Von Trotta verschweigt dem Publikum Ingeborg Bachmanns Ende
Leider vernachlässigt der Film einige entscheidende Aspekte im Leben der Dichterin. Das Ende Ingeborg Bachmanns, ihr tragischer Tod, wird bedauerlicherweise nicht thematisiert oder auch nur im Abspann erwähnt. Dieses schockierende Ereignis ist ein wichtiger Teil ihrer Lebensgeschichte und hätte der Handlung eine tiefere Dimension verleihen können. Bachmann starb 1973 in Rom im Alter von 47 Jahren bei einem Zimmerbrand – vermutlich war die tablettenabhängige Kettenraucherin mit einer brennenden Zigarette eingeschlafen. Ein unwürdiges Ende einer glanzvollen Künstlerkarriere. Dass von Trotta diese Information ihrem Publikum vorenthält, ist einerseits bezeichnend, andererseits aber auch konsequent, denn die Regisseurin will die große Lyrikerin nicht darauf reduzieren. Und wer erst nach dem Film erfährt, wie Bachmann gestorben ist, wird das hundertprozentig nachvollziehen können und es fast als logisch empfinden, wie es dazu gekommen ist.

Viel Beziehung(en), wenig Kunst
Ein weiterer Kritikpunkt betrifft die Hervorhebung des Liebeslebens Ingeborg Bachmanns gegenüber ihrem literarischen Werk. Von Trotta neigt dazu, sich mehr für die Beziehungen zu den Männern in ihrem Leben zu interessieren, als Bachmanns literarische Bedeutung und kulturelle Relevanz angemessen zu würdigen. Dies führt zu einem etwas einseitigen Bild der Künstlerin, die mehr mit sich selbst zu kämpfen hat, als mit der Kunst, die sie zweifelsfrei hinterlassen hat.

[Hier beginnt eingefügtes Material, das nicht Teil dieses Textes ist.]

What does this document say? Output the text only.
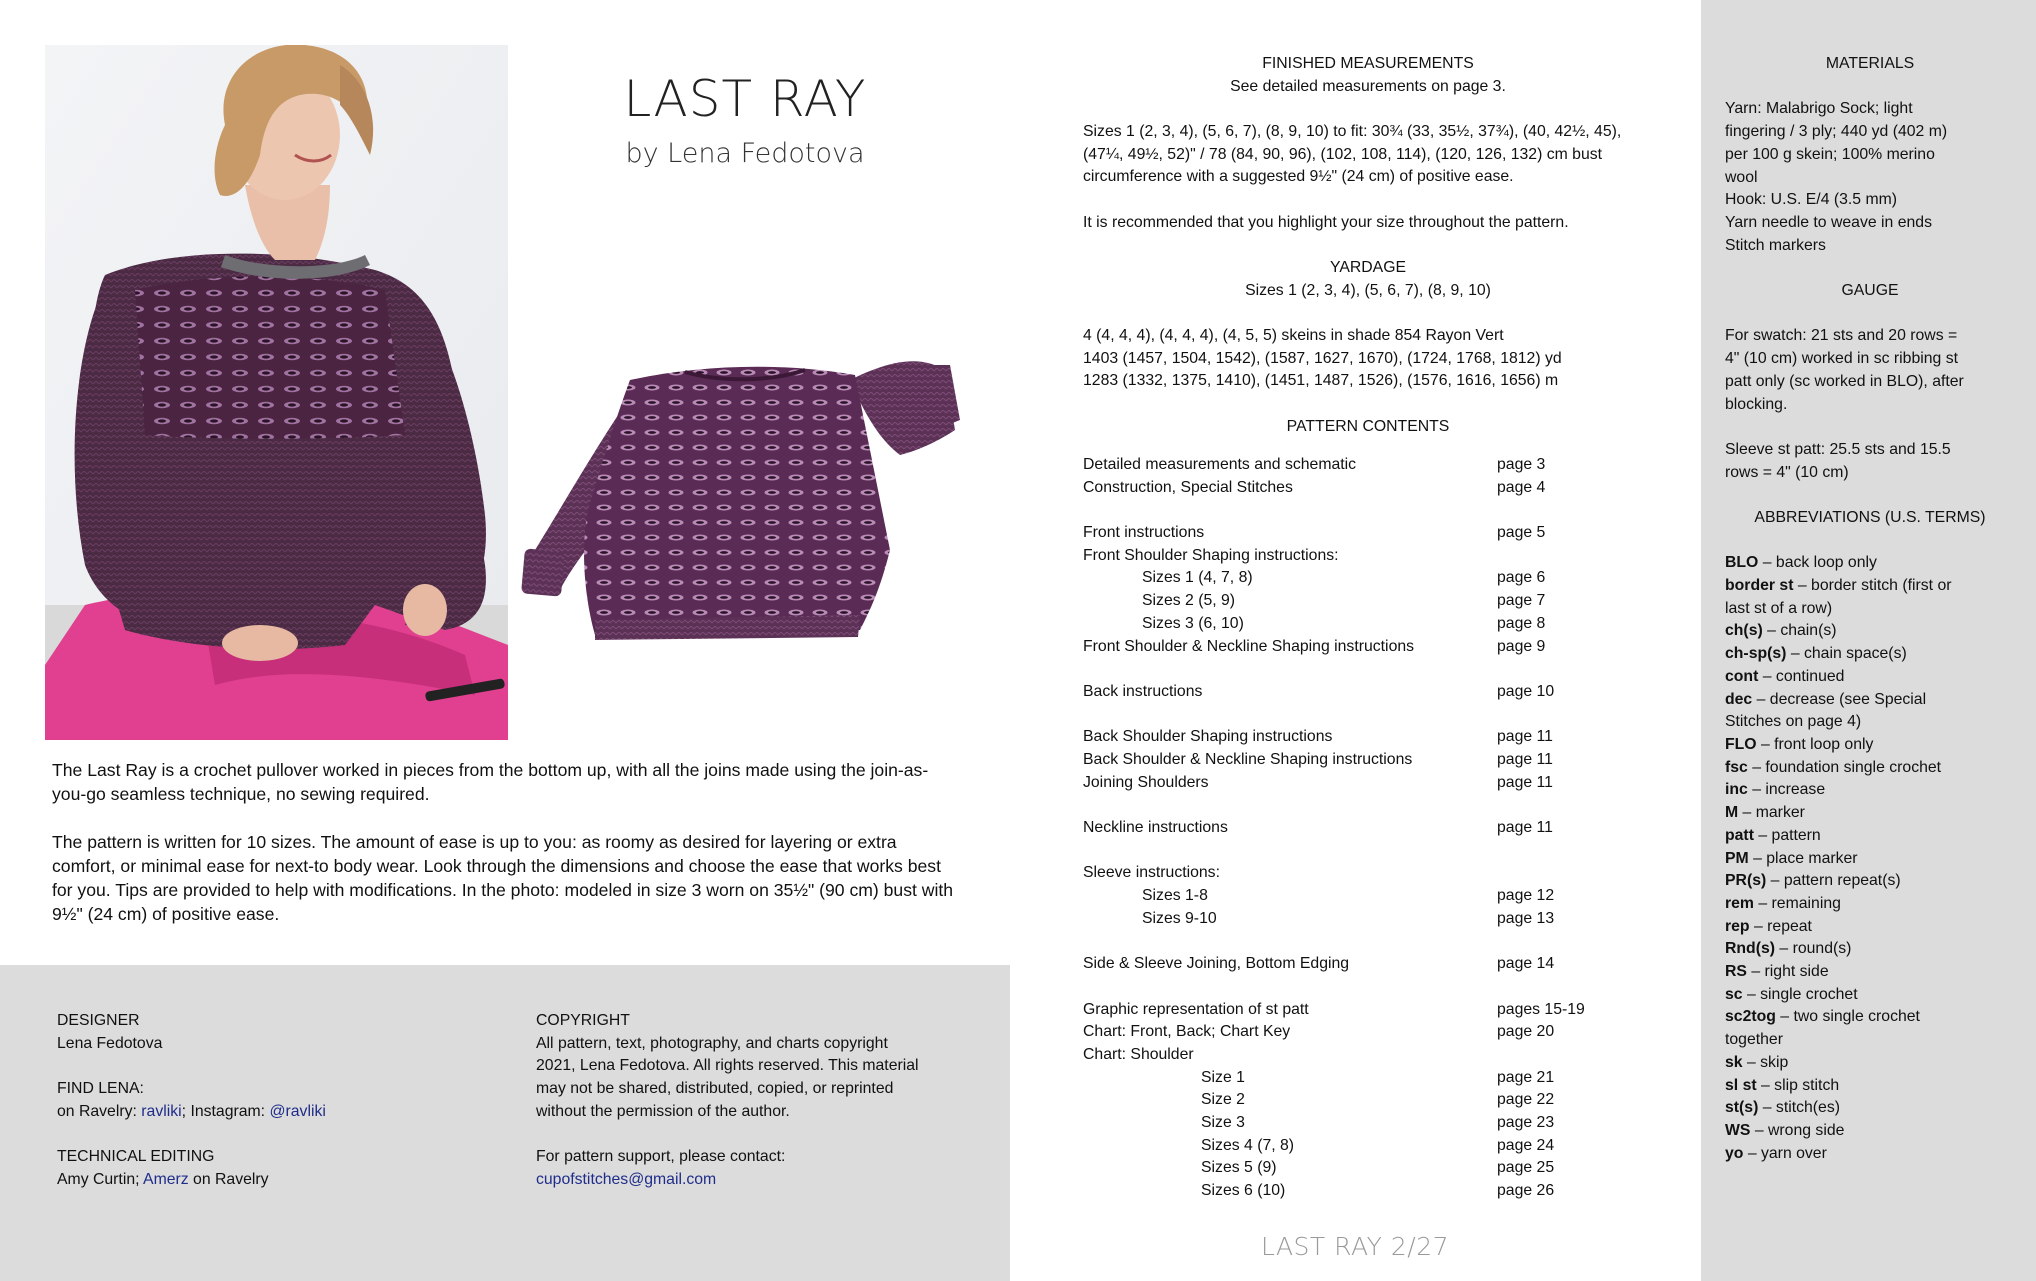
LAST RAY
by Lena Fedotova

The Last Ray is a crochet pullover worked in pieces from the bottom up, with all the joins made using the join-as-you-go seamless technique, no sewing required.

The pattern is written for 10 sizes. The amount of ease is up to you: as roomy as desired for layering or extra comfort, or minimal ease for next-to body wear. Look through the dimensions and choose the ease that works best for you. Tips are provided to help with modifications. In the photo: modeled in size 3 worn on 35½" (90 cm) bust with 9½" (24 cm) of positive ease.

DESIGNER
Lena Fedotova
FIND LENA:
on Ravelry: ravliki; Instagram: @ravliki
TECHNICAL EDITING
Amy Curtin; Amerz on Ravelry
COPYRIGHT
All pattern, text, photography, and charts copyright
2021, Lena Fedotova. All rights reserved. This material
may not be shared, distributed, copied, or reprinted
without the permission of the author.
For pattern support, please contact:
cupofstitches@gmail.com
FINISHED MEASUREMENTS
See detailed measurements on page 3.
Sizes 1 (2, 3, 4), (5, 6, 7), (8, 9, 10) to fit: 30¾ (33, 35½, 37¾), (40, 42½, 45),
(47¼, 49½, 52)" / 78 (84, 90, 96), (102, 108, 114), (120, 126, 132) cm bust
circumference with a suggested 9½" (24 cm) of positive ease.
It is recommended that you highlight your size throughout the pattern.
YARDAGE
Sizes 1 (2, 3, 4), (5, 6, 7), (8, 9, 10)
4 (4, 4, 4), (4, 4, 4), (4, 5, 5) skeins in shade 854 Rayon Vert
1403 (1457, 1504, 1542), (1587, 1627, 1670), (1724, 1768, 1812) yd
1283 (1332, 1375, 1410), (1451, 1487, 1526), (1576, 1616, 1656) m
PATTERN CONTENTS
Detailed measurements and schematic	page 3
Construction, Special Stitches	page 4
Front instructions	page 5
Front Shoulder Shaping instructions:
Sizes 1 (4, 7, 8)	page 6
Sizes 2 (5, 9)	page 7
Sizes 3 (6, 10)	page 8
Front Shoulder & Neckline Shaping instructions	page 9
Back instructions	page 10
Back Shoulder Shaping instructions	page 11
Back Shoulder & Neckline Shaping instructions	page 11
Joining Shoulders	page 11
Neckline instructions	page 11
Sleeve instructions:
Sizes 1-8	page 12
Sizes 9-10	page 13
Side & Sleeve Joining, Bottom Edging	page 14
Graphic representation of st patt	pages 15-19
Chart: Front, Back; Chart Key	page 20
Chart: Shoulder
Size 1	page 21
Size 2	page 22
Size 3	page 23
Sizes 4 (7, 8)	page 24
Sizes 5 (9)	page 25
Sizes 6 (10)	page 26
LAST RAY 2/27
MATERIALS
Yarn: Malabrigo Sock; light
fingering / 3 ply; 440 yd (402 m)
per 100 g skein; 100% merino
wool
Hook: U.S. E/4 (3.5 mm)
Yarn needle to weave in ends
Stitch markers
GAUGE
For swatch: 21 sts and 20 rows =
4" (10 cm) worked in sc ribbing st
patt only (sc worked in BLO), after
blocking.
Sleeve st patt: 25.5 sts and 15.5
rows = 4" (10 cm)
ABBREVIATIONS (U.S. TERMS)
BLO – back loop only
border st – border stitch (first or
last st of a row)
ch(s) – chain(s)
ch-sp(s) – chain space(s)
cont – continued
dec – decrease (see Special
Stitches on page 4)
FLO – front loop only
fsc – foundation single crochet
inc – increase
M – marker
patt – pattern
PM – place marker
PR(s) – pattern repeat(s)
rem – remaining
rep – repeat
Rnd(s) – round(s)
RS – right side
sc – single crochet
sc2tog – two single crochet
together
sk – skip
sl st – slip stitch
st(s) – stitch(es)
WS – wrong side
yo – yarn over
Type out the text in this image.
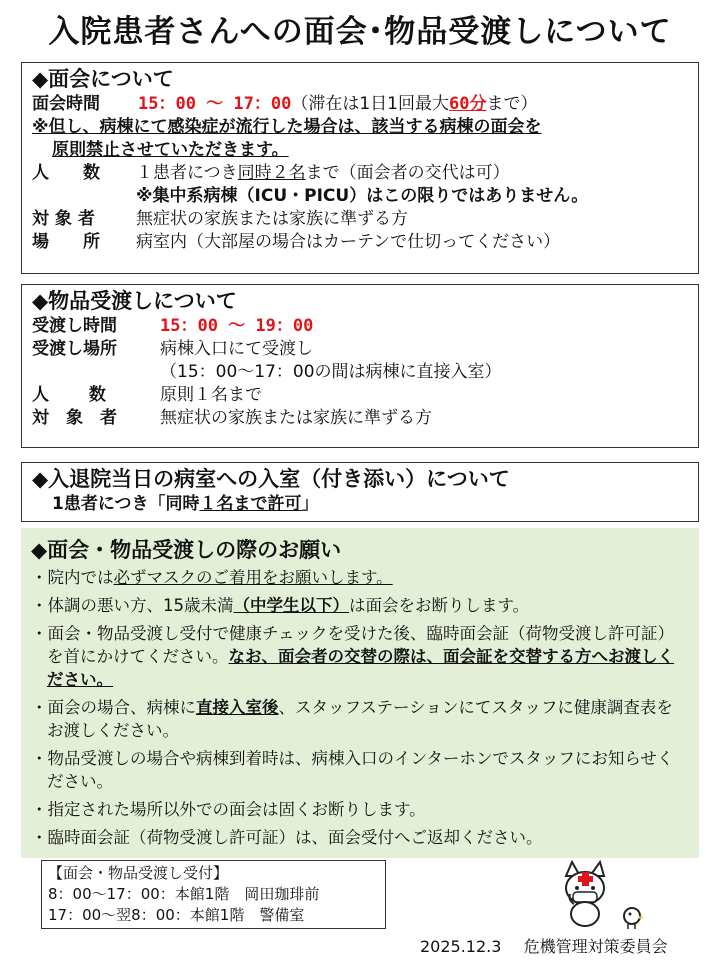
入院患者さんへの面会･物品受渡しについて
◆面会について
面会時間 15：00 ～ 17：00（滞在は1日1回最大60分まで）
※但し、病棟にて感染症が流行した場合は、該当する病棟の面会を
原則禁止させていただきます。
人　　数 １患者につき同時２名まで（面会者の交代は可）
※集中系病棟（ICU・PICU）はこの限りではありません。
対 象 者 無症状の家族または家族に準ずる方
場　　所 病室内（大部屋の場合はカーテンで仕切ってください）
◆物品受渡しについて
受渡し時間	15：00 ～ 19：00
受渡し場所	病棟入口にて受渡し
（15：00～17：00の間は病棟に直接入室）
人　　 数	原則１名まで
対　象　者	無症状の家族または家族に準ずる方
◆入退院当日の病室への入室（付き添い）について
1患者につき「同時１名まで許可」
◆面会・物品受渡しの際のお願い
・院内では必ずマスクのご着用をお願いします。
・体調の悪い方、15歳未満（中学生以下）は面会をお断りします。
・面会・物品受渡し受付で健康チェックを受けた後、臨時面会証（荷物受渡し許可証）を首にかけてください。なお、面会者の交替の際は、面会証を交替する方へお渡しください。
・面会の場合、病棟に直接入室後、スタッフステーションにてスタッフに健康調査表をお渡しください。
・物品受渡しの場合や病棟到着時は、病棟入口のインターホンでスタッフにお知らせください。
・指定された場所以外での面会は固くお断りします。
・臨時面会証（荷物受渡し許可証）は、面会受付へご返却ください。
【面会・物品受渡し受付】
8：00～17：00：本館1階　岡田珈琲前
17：00～翌8：00：本館1階　警備室
2025.12.3 危機管理対策委員会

Fazit: Margarethe von Trottas Biopic-Drama „Ingeborg Bachmann – Reise in die Wüste“ ist einerseits ein vielschichtiges und tiefgründiges Porträt des Privatlebens der österreichischen Dichterin, andererseits kommt die Würdigung des Werks der furchtlosen Künstlerin zu kurz. Dennoch ist der Film eine würdige Hommage an eine starke Frau, die radikal alles in Frage stellte und sich den bequemen Gewissheiten ihrer Zeit entzog.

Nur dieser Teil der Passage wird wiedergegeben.